— Кольша! Эй, Кольша! Дрыхало!
— Вставай! Уедем!..
Это кричали ребята и барабанили с улицы в окно. Я сразу сорвался с постели, схватил штаны и подбежал к окну.
— Мигом! — закричал я в заиндевевшее стекло. — Володька, соня несчастная, подымайся!
Брат приподнялся и захлопал глазами.
— Чего? Ночь же ещё, — бормотал он очумело. — Видишь — ночь?!
— Какая тебе ночь! Слышишь — вёдра звенят?.. опять в очереди настоишься.
Мы поскорей оделись, на ходу застегнули барнаулки и выскочили на двор. На дворе — синий-синий свет, свежие сугробы, на сарайчике и деревьях ватный иней. Из-под крыльца я вытащил длинные салазки и огромную кадку. Салазки и кадка были как стеклянные, все во льду, в длинных сосульках. Верёвка — точно железная.
За калиткой около салазок, вёдер и кадушек прыгали наши товарищи. Их лица плохо были видны, только белели билетики, прилепленные к нижней губе.
— Э, проспали, проспали! — тонко закричал Кешка. Билетик замелькал в темноте. — Раньше меня никто небось не встанет. Не я — так без воды насиделись бы…
— Ну-ну, не бахвалься, — пробасил Женька. — Поехали…
Четыре пары салазок тронулись вверх по Третьей Алтайской.
Полозья посвистывали в синем снегу. На узеньких тропках возле домов слышался скрип вёдер, но водоносов ещё не было видно.

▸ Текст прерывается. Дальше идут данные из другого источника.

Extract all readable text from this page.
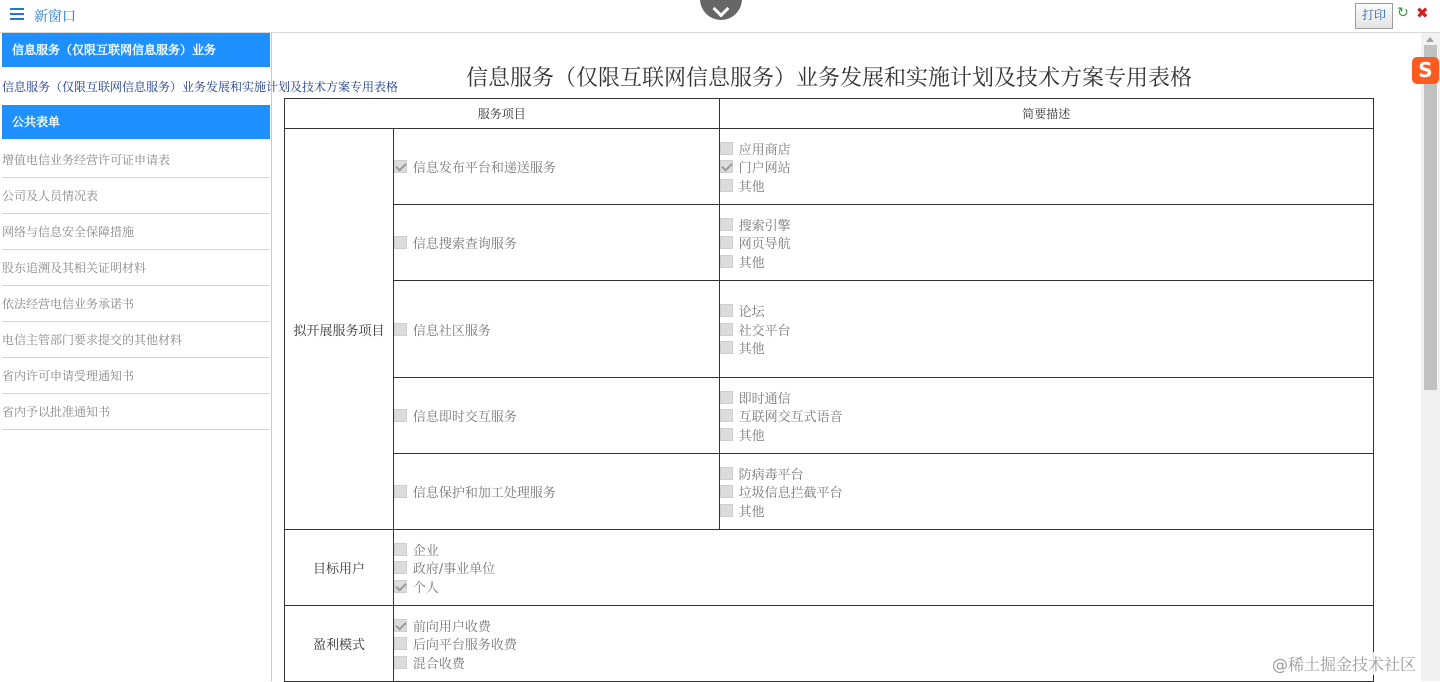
新窗口	打印 ↻ ✖
信息服务（仅限互联网信息服务）业务
信息服务（仅限互联网信息服务）业务发展和实施计划及技术方案专用表格
公共表单
增值电信业务经营许可证申请表
公司及人员情况表
网络与信息安全保障措施
股东追溯及其相关证明材料
依法经营电信业务承诺书
电信主管部门要求提交的其他材料
省内许可申请受理通知书
省内予以批准通知书
信息服务（仅限互联网信息服务）业务发展和实施计划及技术方案专用表格
服务项目		简要描述
拟开展服务项目	信息发布平台和递送服务	应用商店
门户网站
其他

	信息搜索查询服务	搜索引擎
网页导航
其他

	信息社区服务	论坛
社交平台
其他

	信息即时交互服务	即时通信
互联网交互式语音
其他

	信息保护和加工处理服务	防病毒平台
垃圾信息拦截平台
其他

目标用户	企业
政府/事业单位
个人	

盈利模式	前向用户收费
后向平台服务收费
混合收费	
S
@稀土掘金技术社区
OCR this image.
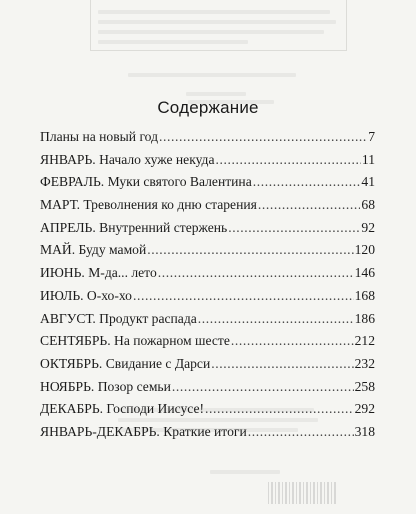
Содержание
Планы на новый год .....	7
ЯНВАРЬ. Начало хуже некуда .....	11
ФЕВРАЛЬ. Муки святого Валентина .....	41
МАРТ. Треволнения ко дню старения .....	68
АПРЕЛЬ. Внутренний стержень .....	92
МАЙ. Буду мамой .....	120
ИЮНЬ. М-да... лето .....	146
ИЮЛЬ. О-хо-хо .....	168
АВГУСТ. Продукт распада .....	186
СЕНТЯБРЬ. На пожарном шесте .....	212
ОКТЯБРЬ. Свидание с Дарси .....	232
НОЯБРЬ. Позор семьи .....	258
ДЕКАБРЬ. Господи Иисусе! .....	292
ЯНВАРЬ-ДЕКАБРЬ. Краткие итоги .....	318
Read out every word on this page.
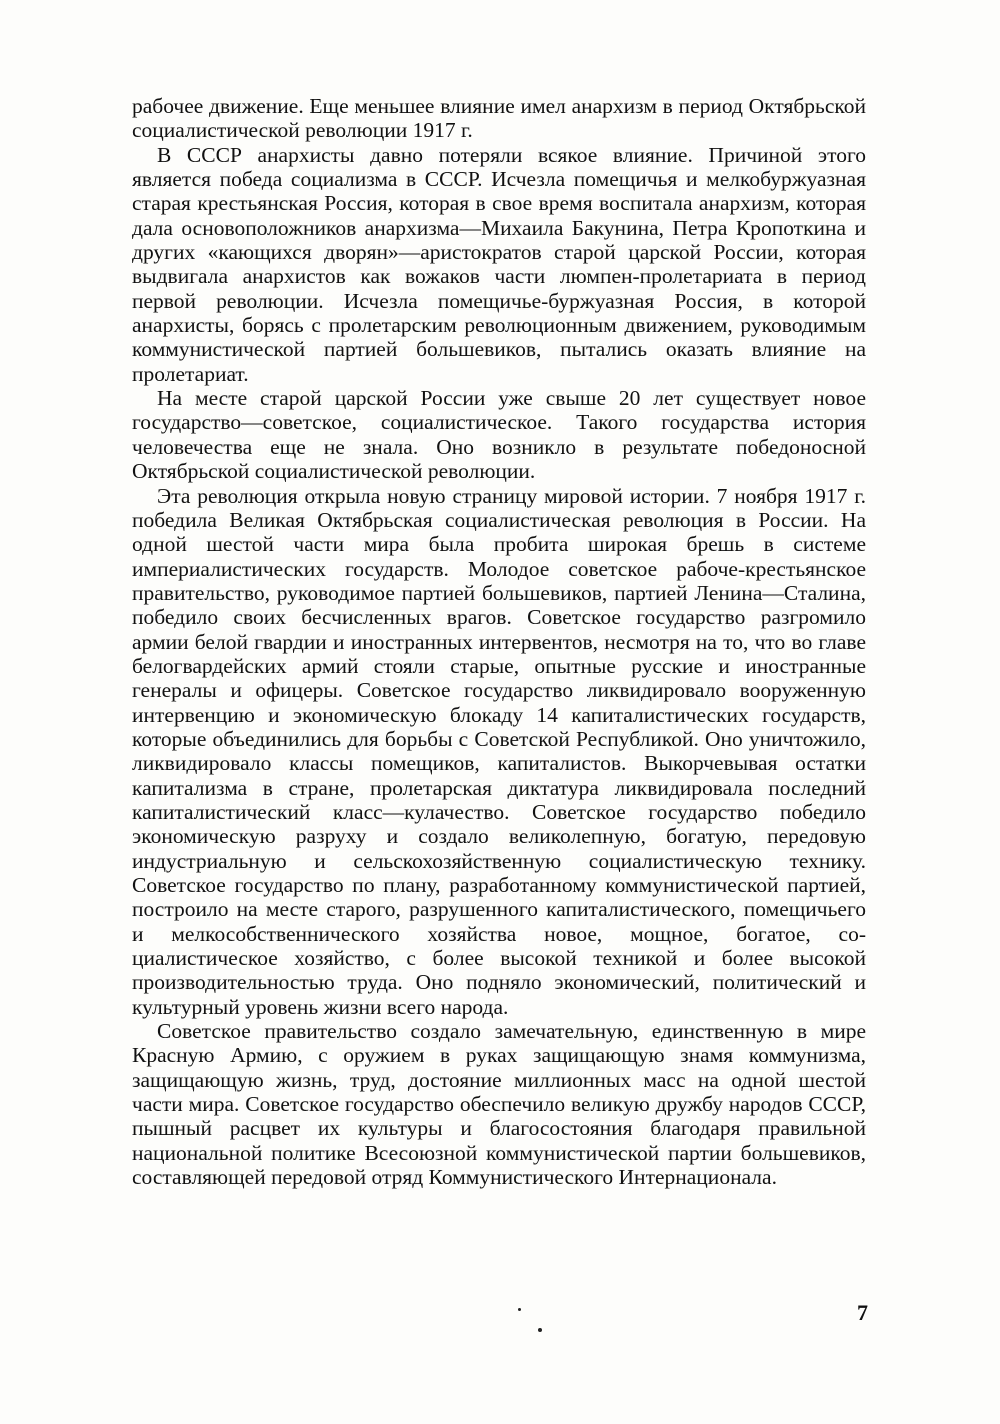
рабочее движение. Еще меньшее влияние имел анархизм в период Октябрьской социалистической революции 1917 г.

В СССР анархисты давно потеряли всякое влияние. Причиной этого является победа социализма в СССР. Исчезла помещичья и мелкобуржуазная старая крестьянская Россия, которая в свое время воспитала анархизм, которая дала основоположников анархизма—Михаила Бакунина, Петра Кропоткина и других «кающихся дворян»—аристократов старой царской России, которая выдвигала анархистов как вожаков части люмпен-пролетариата в период первой революции. Исчезла помещичье-буржуазная Россия, в которой анархисты, борясь с пролетарским революционным движением, руководимым коммунистической партией большевиков, пытались оказать влияние на пролетариат.

На месте старой царской России уже свыше 20 лет существует новое государство—советское, социалистическое. Такого государства история человечества еще не знала. Оно возникло в результате победоносной Октябрьской социалистической революции.

Эта революция открыла новую страницу мировой истории. 7 ноября 1917 г. победила Великая Октябрьская социалистическая революция в России. На одной шестой части мира была пробита широкая брешь в системе империалистических государств. Молодое советское рабоче-крестьянское правительство, руководимое партией большевиков, партией Ленина—Сталина, победило своих бесчисленных врагов. Советское государство разгромило армии белой гвардии и иностранных интервентов, несмотря на то, что во главе белогвардейских армий стояли старые, опытные русские и иностранные генералы и офицеры. Советское государство ликвидировало вооруженную интервенцию и экономическую блокаду 14 капиталистических государств, которые объединились для борьбы с Советской Республикой. Оно уничтожило, ликвидировало классы помещиков, капиталистов. Выкорчевывая остатки капитализма в стране, пролетарская диктатура ликвидировала последний капиталистический класс—кулачество. Советское государство победило экономическую разруху и создало великолепную, богатую, передовую индустриальную и сельскохозяйственную социалистическую технику. Советское государство по плану, разработанному коммунистической партией, построило на месте старого, разрушенного капиталистического, помещичьего и мелкособственнического хозяйства новое, мощное, богатое, социалистическое хозяйство, с более высокой техникой и более высокой производительностью труда. Оно подняло экономический, политический и культурный уровень жизни всего народа.

Советское правительство создало замечательную, единственную в мире Красную Армию, с оружием в руках защищающую знамя коммунизма, защищающую жизнь, труд, достояние миллионных масс на одной шестой части мира. Советское государство обеспечило великую дружбу народов СССР, пышный расцвет их культуры и благосостояния благодаря правильной национальной политике Всесоюзной коммунистической партии большевиков, составляющей передовой отряд Коммунистического Интернационала.

7
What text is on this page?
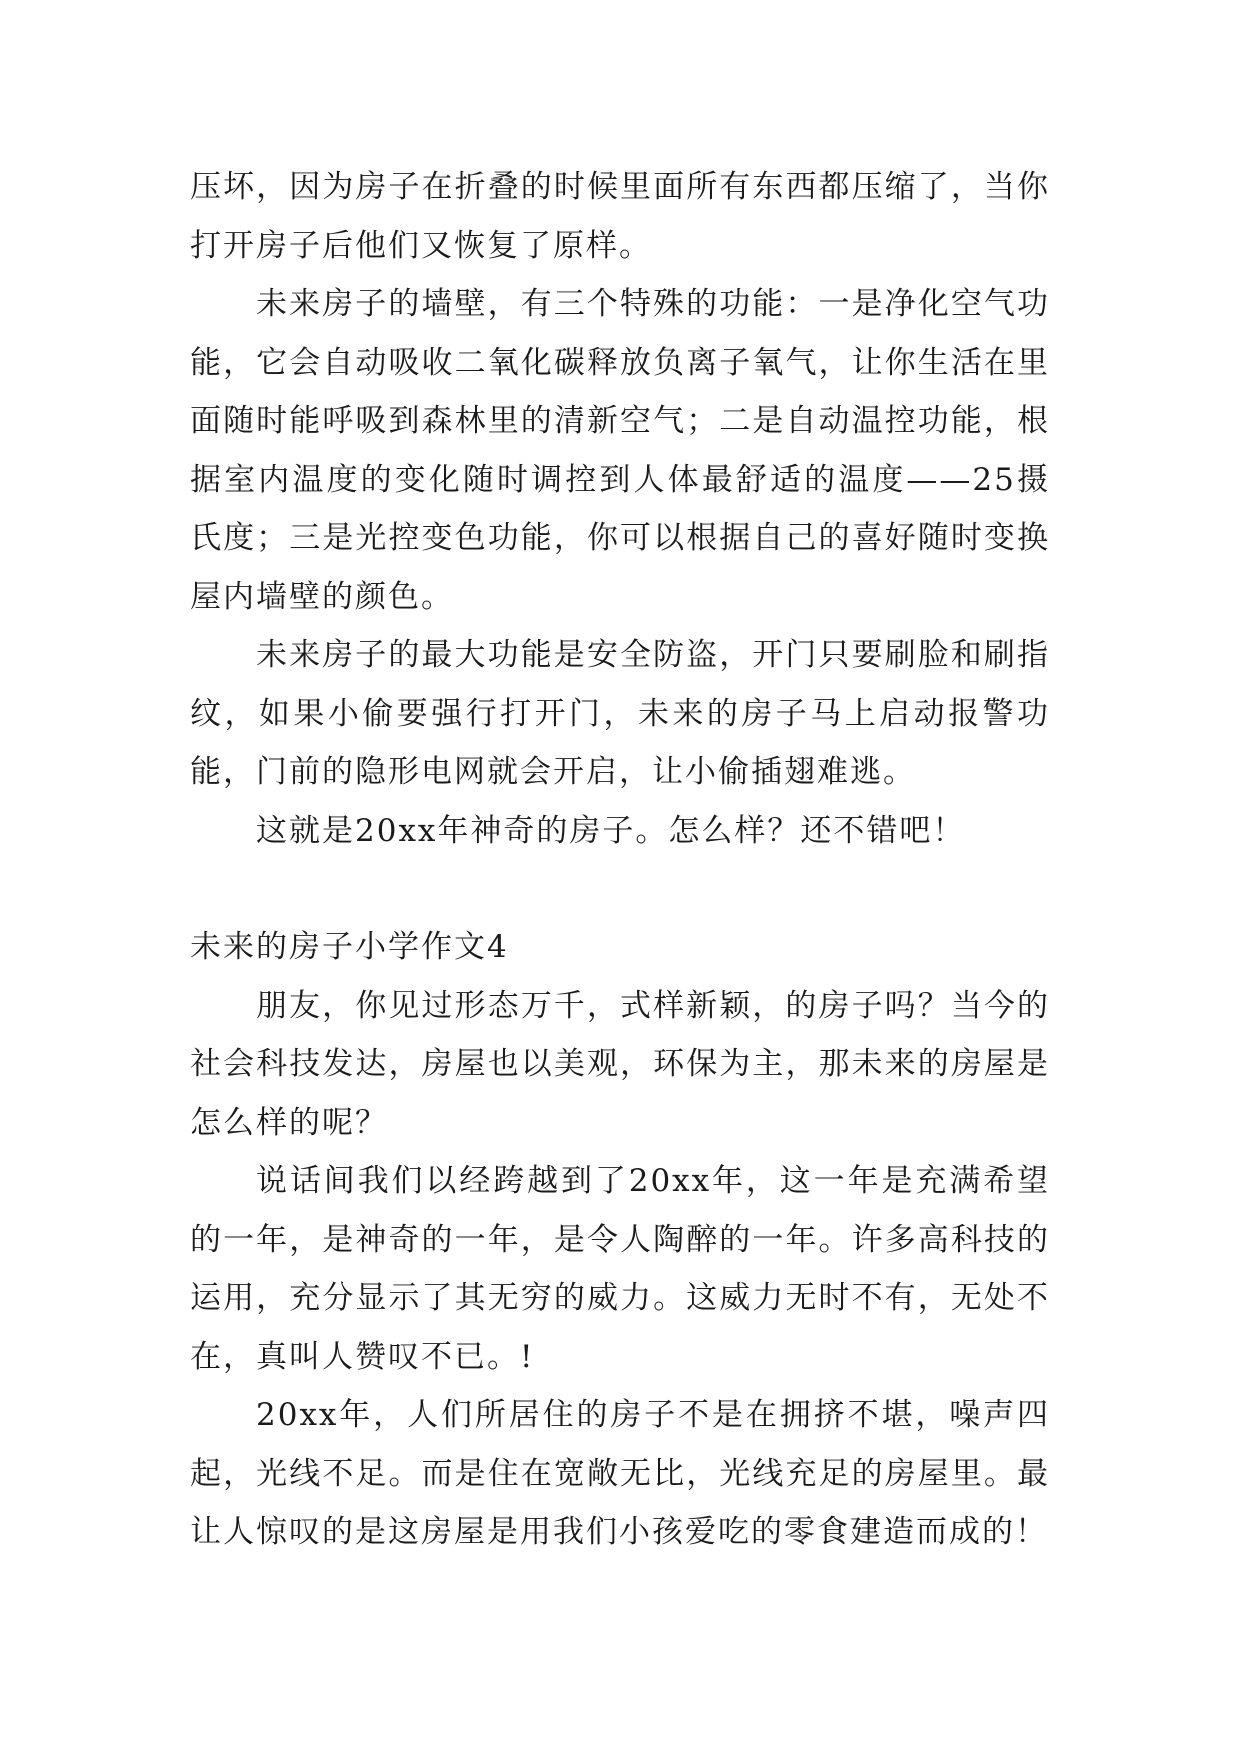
压坏，因为房子在折叠的时候里面所有东西都压缩了，当你打开房子后他们又恢复了原样。

未来房子的墙壁，有三个特殊的功能：一是净化空气功能，它会自动吸收二氧化碳释放负离子氧气，让你生活在里面随时能呼吸到森林里的清新空气；二是自动温控功能，根据室内温度的变化随时调控到人体最舒适的温度——25摄氏度；三是光控变色功能，你可以根据自己的喜好随时变换屋内墙壁的颜色。

未来房子的最大功能是安全防盗，开门只要刷脸和刷指纹，如果小偷要强行打开门，未来的房子马上启动报警功能，门前的隐形电网就会开启，让小偷插翅难逃。

这就是20xx年神奇的房子。怎么样？还不错吧！

未来的房子小学作文4

朋友，你见过形态万千，式样新颖，的房子吗？当今的社会科技发达，房屋也以美观，环保为主，那未来的房屋是怎么样的呢？

说话间我们以经跨越到了20xx年，这一年是充满希望的一年，是神奇的一年，是令人陶醉的一年。许多高科技的运用，充分显示了其无穷的威力。这威力无时不有，无处不在，真叫人赞叹不已。!

20xx年，人们所居住的房子不是在拥挤不堪，噪声四起，光线不足。而是住在宽敞无比，光线充足的房屋里。最让人惊叹的是这房屋是用我们小孩爱吃的零食建造而成的！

А в окнах горел свет, полыхали русские печки, по дворам пели последние петухи, брякали железные кольца калиток: барнаульцы выходили на работу, по воду, на базар.
Минут десять мы шли молча, шибко дыша и моргая побелевшими толстыми ресницами.
В Барнауле быстро светало, белело, белело, и оттого, что всюду висел белый иней и блестел снег, казалось, что прямая широкая наша улица идёт без конца. Двенадцать совершенно одинаковых улиц было у нас в Барнауле, прямых как стрелы, и все они назывались Алтайскими, потому что одинаково и прямо тянулись к далёкому Алтаю.
В 1917 году, в самую революцию, был большой пожар. Тогда три дня не прекращался набат, и город горел три дня, улица за улицей. Огонь остановился сам, дойдя до Оби.
На Алтайских до сих пор стояли неразобранные пожарища, и страшно торчали в голом снегу чёрные головешки брёвен, обугленные печурки, обгоревшие куски стен.
Мимо пожарищ мы побежали наперегонки. Бочки застучали по салазкам, загремели сосульки.
У Мотьки с санок соскочили вёдра и полетели в разные стороны.
— У, язвы! — закричал Мотька и бросился ловить вёдра. Он нырял в сугробах, падал, барнаулка[1] взлетала над ним, как колокол. Мотька всегда ронял, а то и терял вёдра по дороге к будке.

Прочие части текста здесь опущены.